According to the article the draft law is a response to the use - and sometimes abuse - of Saddam regime documents, quoting Isakander:
"Some documents published in the press named people who were executed, and when, and where," Iskander said. "The didn't conceal the names of the victims."
"We don't have the right to publish the names of the victims and those who committed the crimes," he said. "This is up to them."
Iskander also condemned the actions of some political parties, which have threatened to release documents allegedly showing candidates from opposing parties were members of Saddam's now-banned Baath party."I also wonder, however, if the draft law could also be related to the recent negotiations with the United States about the return of Iraqi documents in U.S. custody. Whether, for example, as a possible precondition for the return of the documents, the United States has urged Iraq to enact laws to control access to Iraqi records to alleviate concerns that repatriating Iraqi documents could either endanger individuals named in them or otherwise create further unrest or political instability.
The article describes both support for and concerns about the law.

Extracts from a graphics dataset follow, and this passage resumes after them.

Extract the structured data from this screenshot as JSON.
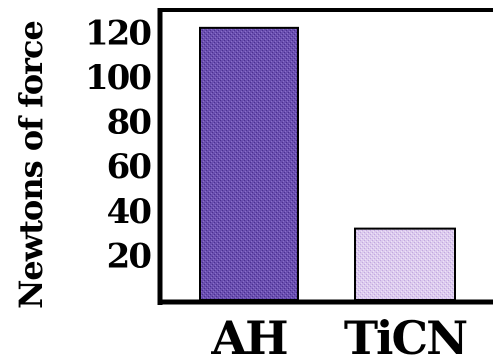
{
  "chart_data": {
    "type": "bar",
    "categories": [
      "AH",
      "TiCN"
    ],
    "values": [
      122,
      32
    ],
    "title": "",
    "xlabel": "",
    "ylabel": "Newtons of force",
    "ylim": [
      0,
      130
    ],
    "yticks": [
      20,
      40,
      60,
      80,
      100,
      120
    ],
    "ytick_labels": [
      "20",
      "40",
      "60",
      "80",
      "100",
      "120"
    ],
    "grid": false,
    "bar_colors": [
      "#6a4fb0",
      "#d8c6ea"
    ],
    "bar_stroke": "#000000",
    "axis_color": "#000000"
  }
}
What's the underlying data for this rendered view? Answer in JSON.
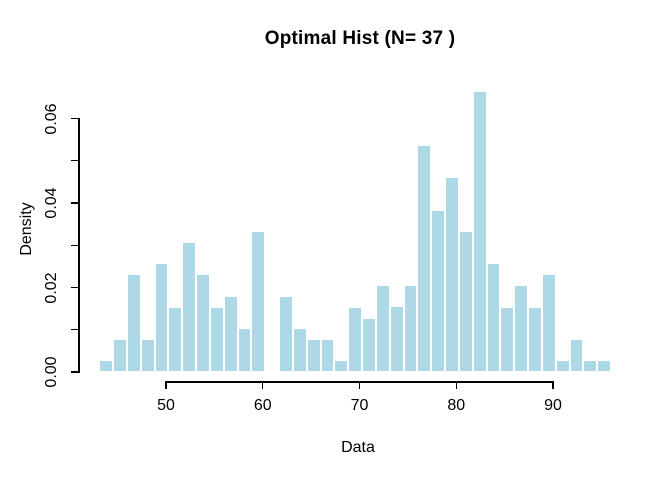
{
  "chart_data": {
    "type": "bar",
    "chart_kind": "histogram",
    "title": "Optimal Hist (N= 37 )",
    "xlabel": "Data",
    "ylabel": "Density",
    "n_bins": 37,
    "bin_start": 43.1,
    "bin_width": 1.43,
    "densities": [
      0.0028,
      0.0078,
      0.0231,
      0.0078,
      0.0258,
      0.0155,
      0.0307,
      0.0231,
      0.0155,
      0.018,
      0.0104,
      0.0334,
      0,
      0.0179,
      0.0104,
      0.0078,
      0.0078,
      0.0028,
      0.0155,
      0.0128,
      0.0206,
      0.0156,
      0.0206,
      0.0538,
      0.0384,
      0.0461,
      0.0335,
      0.0665,
      0.0258,
      0.0155,
      0.0206,
      0.0155,
      0.0231,
      0.0028,
      0.0078,
      0.0028,
      0.0028
    ],
    "xlim": [
      43.1,
      96.0
    ],
    "ylim": [
      0,
      0.0665
    ],
    "x_ticks": [
      {
        "v": 50,
        "label": "50"
      },
      {
        "v": 60,
        "label": "60"
      },
      {
        "v": 70,
        "label": "70"
      },
      {
        "v": 80,
        "label": "80"
      },
      {
        "v": 90,
        "label": "90"
      }
    ],
    "y_ticks": [
      {
        "v": 0.0,
        "label": "0.00"
      },
      {
        "v": 0.01,
        "label": ""
      },
      {
        "v": 0.02,
        "label": "0.02"
      },
      {
        "v": 0.03,
        "label": ""
      },
      {
        "v": 0.04,
        "label": "0.04"
      },
      {
        "v": 0.05,
        "label": ""
      },
      {
        "v": 0.06,
        "label": "0.06"
      }
    ],
    "bar_fill": "#ADD8E6",
    "bar_border": "#FFFFFF",
    "axis_color": "#000000",
    "grid": false,
    "legend": "none"
  }
}
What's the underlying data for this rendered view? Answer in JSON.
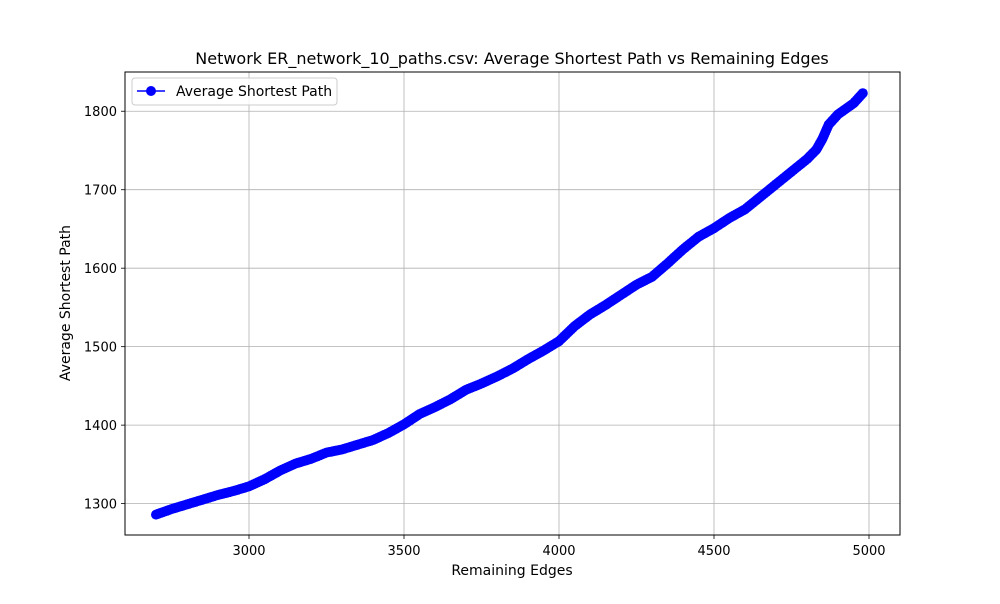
{
  "chart_data": {
    "type": "line",
    "title": "Network ER_network_10_paths.csv: Average Shortest Path vs Remaining Edges",
    "xlabel": "Remaining Edges",
    "ylabel": "Average Shortest Path",
    "xlim": [
      2600,
      5100
    ],
    "ylim": [
      1260,
      1850
    ],
    "xticks": [
      3000,
      3500,
      4000,
      4500,
      5000
    ],
    "yticks": [
      1300,
      1400,
      1500,
      1600,
      1700,
      1800
    ],
    "grid": true,
    "legend": {
      "position": "upper-left"
    },
    "series": [
      {
        "name": "Average Shortest Path",
        "color": "#0000ff",
        "marker": "circle",
        "x": [
          2700,
          2750,
          2800,
          2850,
          2900,
          2950,
          3000,
          3050,
          3100,
          3150,
          3200,
          3250,
          3300,
          3350,
          3400,
          3450,
          3500,
          3550,
          3600,
          3650,
          3700,
          3750,
          3800,
          3850,
          3900,
          3950,
          4000,
          4050,
          4100,
          4150,
          4200,
          4250,
          4300,
          4350,
          4400,
          4450,
          4500,
          4550,
          4600,
          4650,
          4700,
          4750,
          4800,
          4830,
          4850,
          4870,
          4900,
          4950,
          4980
        ],
        "y": [
          1286,
          1293,
          1299,
          1305,
          1311,
          1316,
          1322,
          1331,
          1342,
          1351,
          1357,
          1365,
          1369,
          1375,
          1381,
          1390,
          1401,
          1414,
          1423,
          1433,
          1445,
          1453,
          1462,
          1472,
          1484,
          1495,
          1507,
          1526,
          1541,
          1553,
          1566,
          1579,
          1589,
          1606,
          1624,
          1640,
          1651,
          1664,
          1675,
          1691,
          1707,
          1723,
          1739,
          1751,
          1765,
          1783,
          1796,
          1810,
          1823
        ]
      }
    ]
  }
}
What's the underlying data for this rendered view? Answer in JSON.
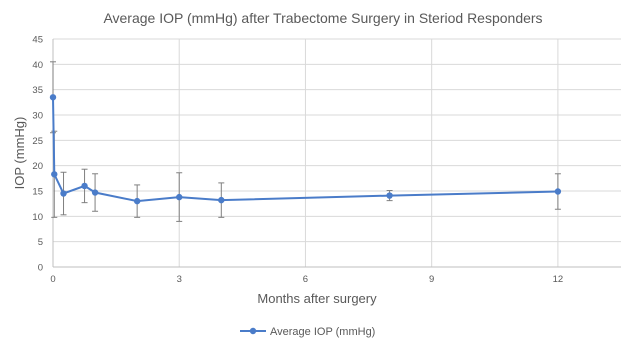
{
  "chart_data": {
    "type": "line",
    "title": "Average  IOP  (mmHg)  after Trabectome  Surgery  in Steriod  Responders",
    "xlabel": "Months  after surgery",
    "ylabel": "IOP  (mmHg)",
    "xlim": [
      0,
      13.5
    ],
    "ylim": [
      0,
      45
    ],
    "x_ticks": [
      0,
      3,
      6,
      9,
      12
    ],
    "y_ticks": [
      0,
      5,
      10,
      15,
      20,
      25,
      30,
      35,
      40,
      45
    ],
    "grid": true,
    "legend_position": "bottom-center",
    "series": [
      {
        "name": "Average IOP (mmHg)",
        "color": "#4a7cc9",
        "x": [
          0,
          0.03,
          0.25,
          0.75,
          1,
          2,
          3,
          4,
          8,
          12
        ],
        "y": [
          33.5,
          18.3,
          14.5,
          16.0,
          14.7,
          13.0,
          13.8,
          13.2,
          14.1,
          14.9
        ],
        "error": [
          7.0,
          8.5,
          4.2,
          3.3,
          3.7,
          3.2,
          4.8,
          3.4,
          1.0,
          3.5
        ]
      }
    ]
  }
}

Decamme notes that an "Iraqi government spokesman Ali al-Dabbagh said the government would support such a law" and that "Iskander's proposal is also viewed kindly within the secular, Sunni-backed Iraqiya bloc, which saw some of its candidates face bans in the run-up to 2010 parliamentary polls over allegations of Baathist ties." At the same time, the article notes that "others warn that the proposed new law could place limits on freedom of the press":
"How can we remain silent when we see a document about former Baath party members which carries information about a genocide?" asked Ziad al-Ajili, the head of the Journalistic Freedoms Observatory, an Iraqi watchdog.
"Remaining silent is a crime. The crime is not to publish these documents," Ajili said.The draft law is significant news, but its extent and possible impact is unclear from the limited information in the article which indicates that the AFP did not have the full details of the law noting that Iskander "declined to reveal the details as the draft was still under review."
The specifics that are available are that, quoting Iskander, "This law will organise the level of access to information. Some information will be disclosed to the prime minister, some to judges. But not everybody will have access to all information." The article also notes that "Iskander said the draft law provides for penalties including fines and prison sentences for those who release documents without authorisation."
A central issue left unclear from the limited details in the article is the question of to which documents exactly the law would apply. Would all Saddam-era documents be encompassed or only those more sensitive documents that might contain personal information of victims? Also, would the law only cover those documents in Iraqi government custody or would the law purport to cover documents in private custody in Iraq, U.S. government custody in Qatar, the Ba'ath party documents at Hoover, the copies of Iraqi documents at the Conflict Records Research Center, or even the copies I've posted on the Captured Documents Index?
If any of that sounds far-fetched, it is important to compare the application of U.S. law. As has been illustrated in the case of Wikileaks, simply because documents have previously been released publicly by private actors does not mean that the government will not restrict access to them. See, e.g., the ACLU's exhibit that compares the redacted State Department cables it received via FOIA and the corresponding public Wikileaks cables and the court opinion upholding the State Department's redactions.
The U.S. prosecution of Bradley Manning also illustrates that the United States extends legal restrictions to copies of U.S. government documents in private hands. That is, Manning is not accused of removing U.S. classified documents (in a manner that would deprive the U.S. government of their use) but rather of making digital copies of them which he allegedly provided to Wikileaks. Several U.S. Circuit Courts of Appeal in fact have found that intangible confidential U.S. government information remains U.S. government property regardless of who owns the paper it is reproduced on. See, e.g., U.S. v. Girard or U.S. v. Jeter; see also the State Department Legal Advisor's initial letter to Julian Assange demanding that Wikileaks "return any and all classified U.S. government material in its possession."
Hopefully additional details about the draft law will be forthcoming.